The backlash over the widely discussed rise in the UK gambling tax appears to be felt not only by operators. The already struggling hospitality industry, which relies on gaming machines as a source of revenue, also stands on the brink of trouble.
Sir Tim Martin, the founder of the British pub chain JD Wetherspoon, told The Times that raising the Machine Gaming Duty (MGD) from 20% to 50% would create serious concerns for the hospitality sector.
The 50% figure for MGD appears in a report by the think tank Institute for Public Policy Research (IPPR). The institute has also called for the online slots tax to be increased from 21% to 50%, for the general betting duty imposed on bookmakers to rise from 15% to 25%, and for general betting duty rates and the horse racing betting levy to remain at 15% and 10% respectively. The IPPR proposal has been supported by former UK Prime Minister Gordon Brown as a way to tackle child poverty.
It is expected that Chancellor Rachel Reeves will include a gambling tax increase in next year’s budget, which the Labour government will present on 26 November. However, it is not yet known which specific tax rates will be raised.
The Times notes that if the IPPR’s proposed MGD figures are applied, Wetherspoon’s gambling duty liabilities would rise from around £27.5m to £45.7m for the past year. Based on current gambling revenues, Martin said that the chain’s total post-tax profits would fall by 48%.
Although Wetherspoon’s gaming machine revenue increased by 11% in 2024 compared to the previous year, Martin said that these machines account for a smaller share of overall sales than in previous years. However, Martin’s comments against the tax increase are only part of the broader pushback from the gambling industry in recent months.

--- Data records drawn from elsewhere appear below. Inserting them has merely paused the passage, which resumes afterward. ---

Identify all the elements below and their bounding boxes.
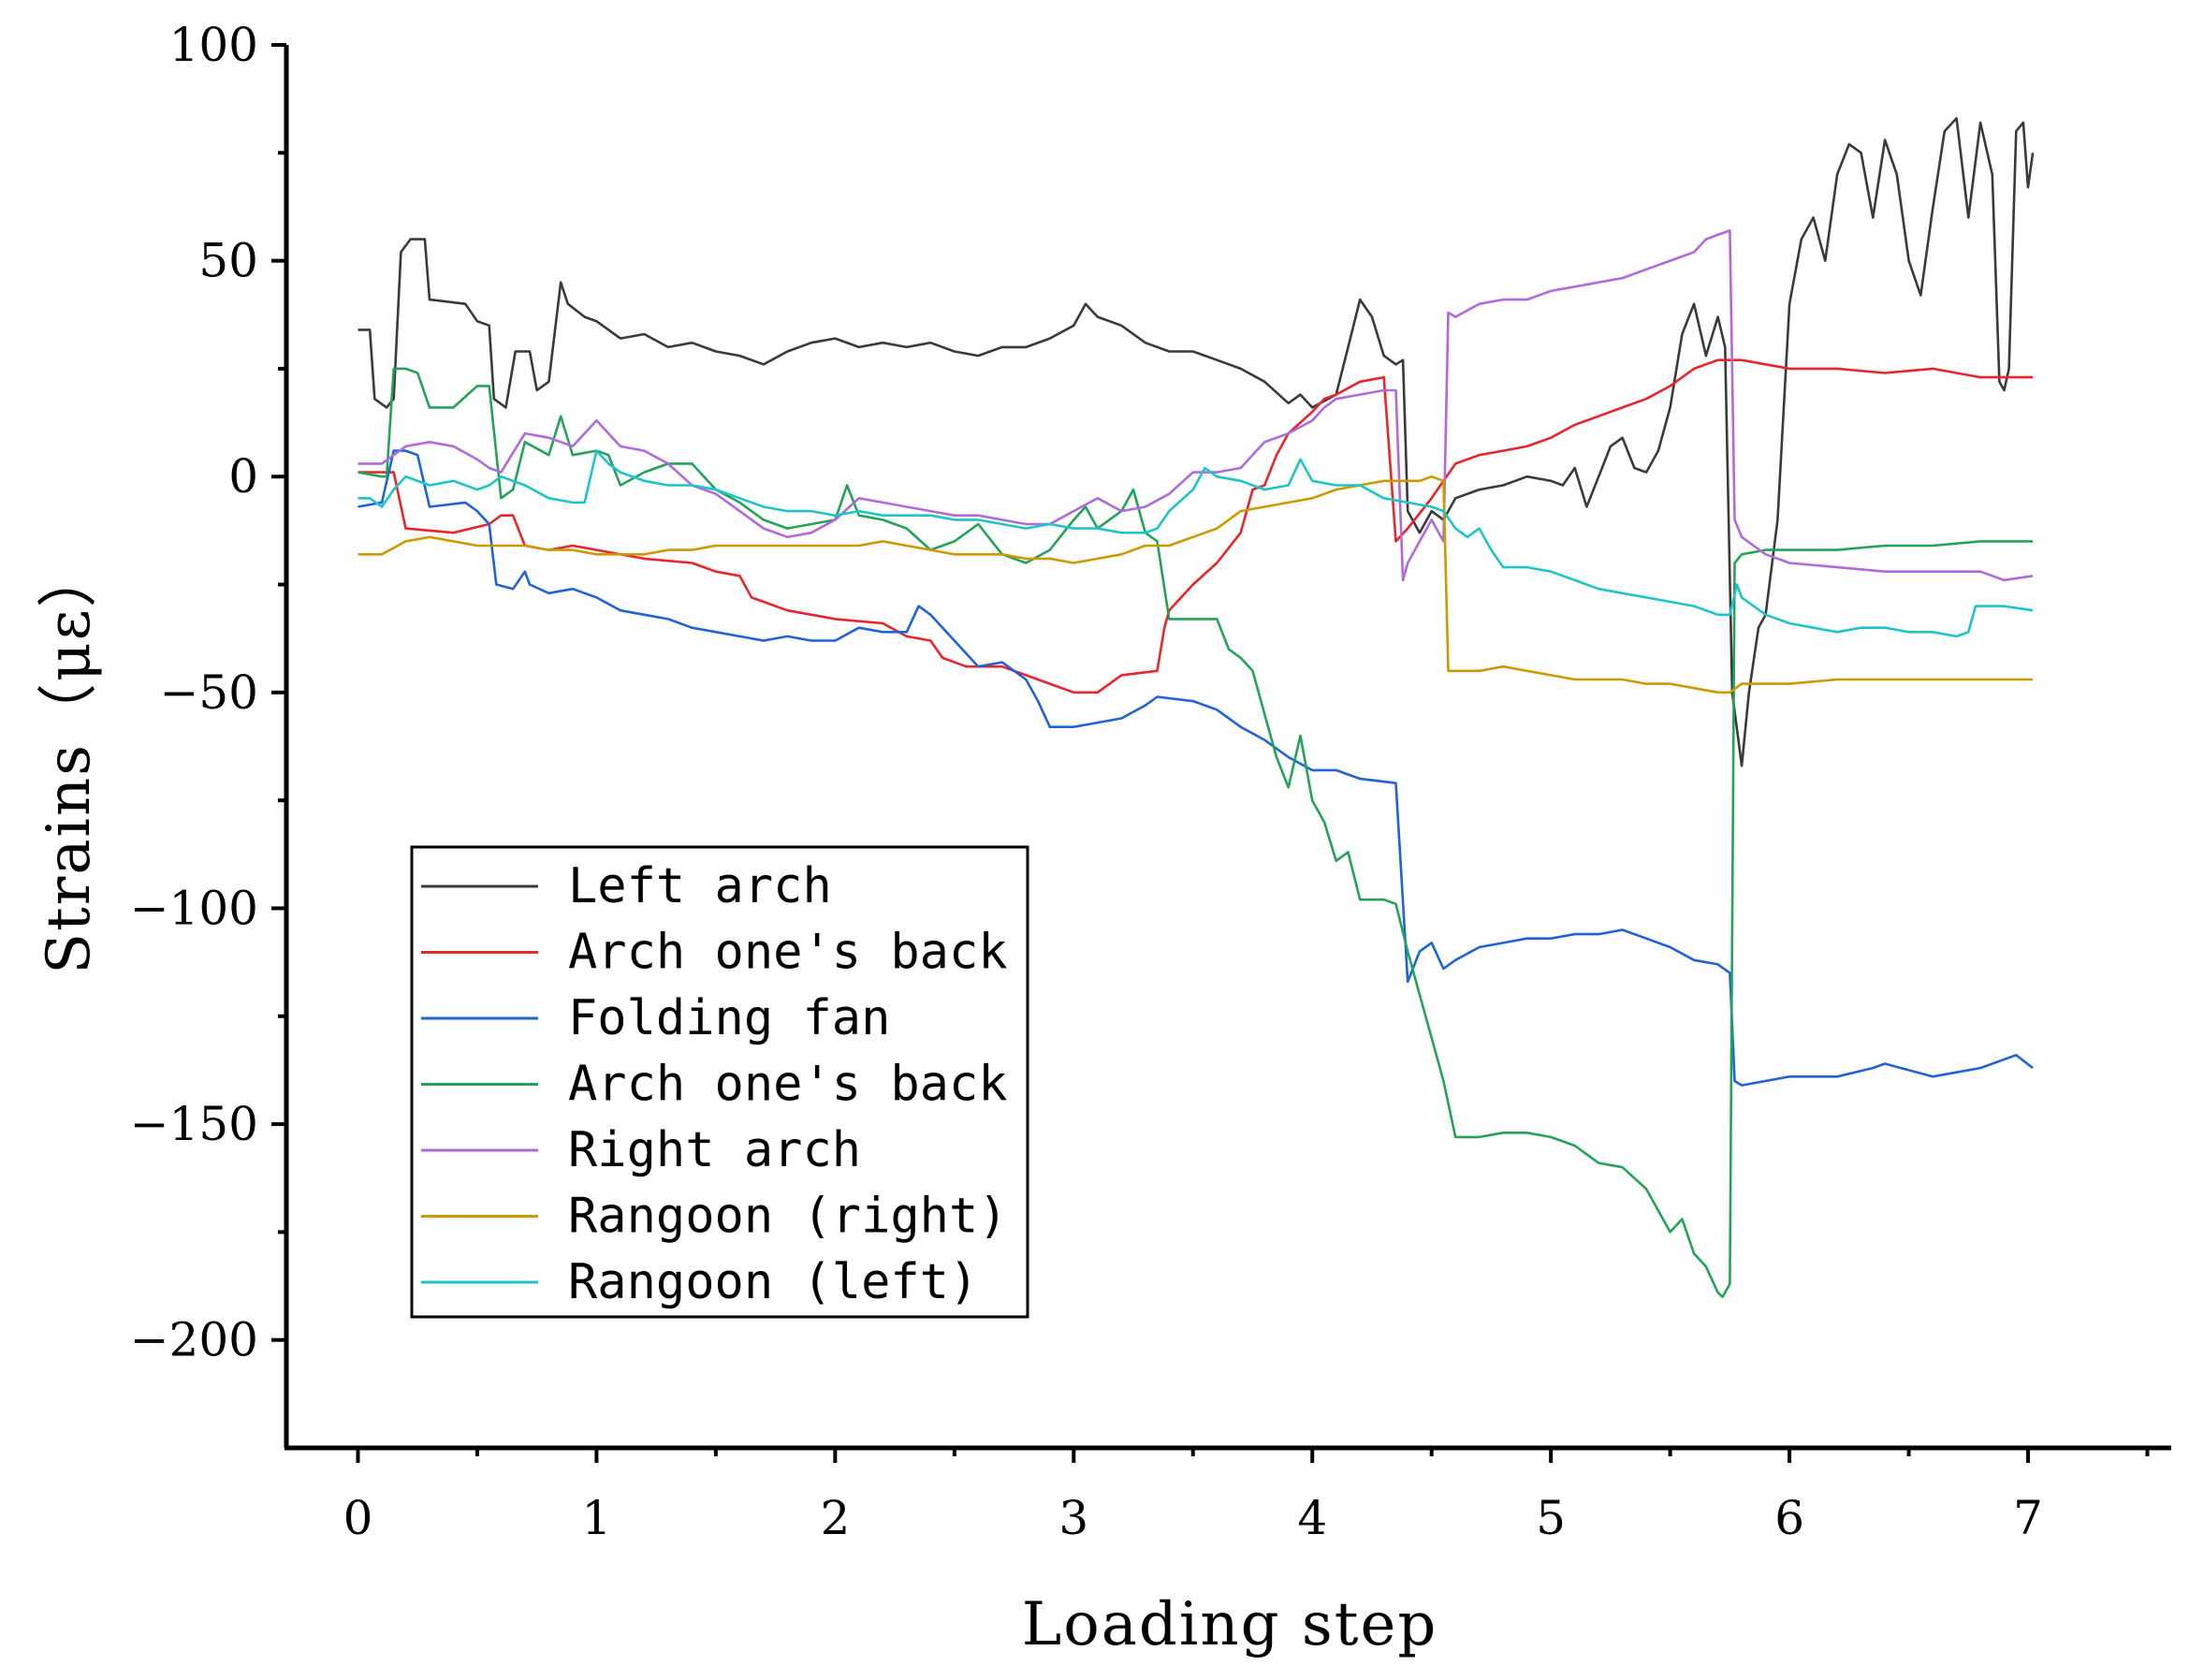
legend: Left arch Arch one's back Folding fan Arch …: [410, 845, 1029, 1319]
x-axis-title: Loading step: [1022, 1590, 1438, 1659]
x-tick-label: 2: [820, 1491, 850, 1545]
series-line-2: [358, 358, 2034, 694]
legend-label: Arch one's back: [568, 925, 1008, 981]
series-line-3: [358, 449, 2034, 1087]
y-tick-label: 0: [228, 449, 258, 504]
legend-label: Rangoon (left): [568, 1254, 978, 1310]
y-tick-label: −200: [130, 1313, 258, 1367]
y-tick-label: −50: [159, 665, 258, 720]
legend-label: Right arch: [568, 1122, 861, 1178]
x-tick-label: 0: [343, 1491, 373, 1545]
legend-label: Folding fan: [568, 990, 890, 1046]
y-tick-label: 50: [198, 234, 258, 288]
legend-items: Left arch Arch one's back Folding fan Arch …: [421, 858, 1008, 1310]
y-ticks: 100 50 0 −50 −100 −150 −200: [130, 18, 286, 1367]
x-tick-label: 3: [1058, 1491, 1088, 1545]
x-ticks: 0 1 2 3 4 5 6 7: [343, 1448, 2150, 1545]
series-line-4: [358, 367, 2034, 1298]
x-tick-label: 7: [2013, 1491, 2043, 1545]
y-tick-label: 100: [169, 18, 258, 72]
plot-lines: [358, 117, 2035, 1298]
x-tick-label: 5: [1536, 1491, 1566, 1545]
axes: 100 50 0 −50 −100 −150 −200 0 1 2 3 4 5 6 7: [130, 18, 2171, 1545]
x-tick-label: 6: [1774, 1491, 1804, 1545]
y-tick-label: −100: [130, 881, 258, 935]
series-line-7: [358, 449, 2034, 638]
legend-box: [410, 845, 1029, 1319]
legend-label: Left arch: [568, 858, 832, 914]
series-line-6: [358, 475, 2034, 694]
series-line-1: [358, 117, 2035, 767]
y-tick-label: −150: [130, 1097, 258, 1151]
legend-label: Arch one's back: [568, 1057, 1008, 1113]
x-tick-label: 1: [582, 1491, 612, 1545]
legend-label: Rangoon (right): [568, 1189, 1008, 1245]
x-tick-label: 4: [1297, 1491, 1327, 1545]
y-axis-title: Strains（με）: [35, 546, 104, 974]
series-line-5: [358, 229, 2034, 582]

Rank Group CEO John O’Reilly said in October that the company is paying its “fair share” of tax.
In its report for the first quarter of the 2025/26 financial year (1 July – 30 September), O’Reilly expressed confidence in the year ahead. He also noted that Rank and the Treasury are in discussions about how a tax rise may affect the company’s operations.
The Chief Executive said: “Speculation regarding tax changes in the upcoming budget is, inevitably, hanging over the business. We are engaged with the Treasury on the implications of tax changes on the viability of our venues, employment levels, future investment and the customer.
“Last year the group generated £44.6m in profit after tax, having paid HMRC and local authorities £188m in taxes. The Rank Group, with its strong UK focus, is certainly paying its fair share.”
The Betting and Gaming Council (BGC) has also opposed the tax increase. A report by PricewaterhouseCoopers (PwC), commissioned by the BGC, analysed European markets that have taken similar steps.
The report noted that a tax rise could lead to higher prices for operators and cuts in marketing and bonuses. This, in turn, could negatively impact the rate of channelisation into the regulated sector, with some players turning to unlicensed operators.
BGC CEO Grainne Hurst also spoke out against raising gambling taxes during a Treasury Committee hearing in October.
Hurst said: “The industry has a lot of regulations in place voluntarily and the white paper to raise those standards. We track behavioural triggers, late-night play, chasing losses, so we make sure players are staying within the regulated space.”
However, the committee did not seem persuaded by the industry’s arguments and remained sceptical of the BGC-commissioned research. Mainstream media have also sharply criticised the standards body for defending the industry – particularly for its persistent denial of gambling’s role in causing social harm.
Stakeholders in the gambling and hospitality industries now have just over a week to find out exactly how the draft budget will affect their operations.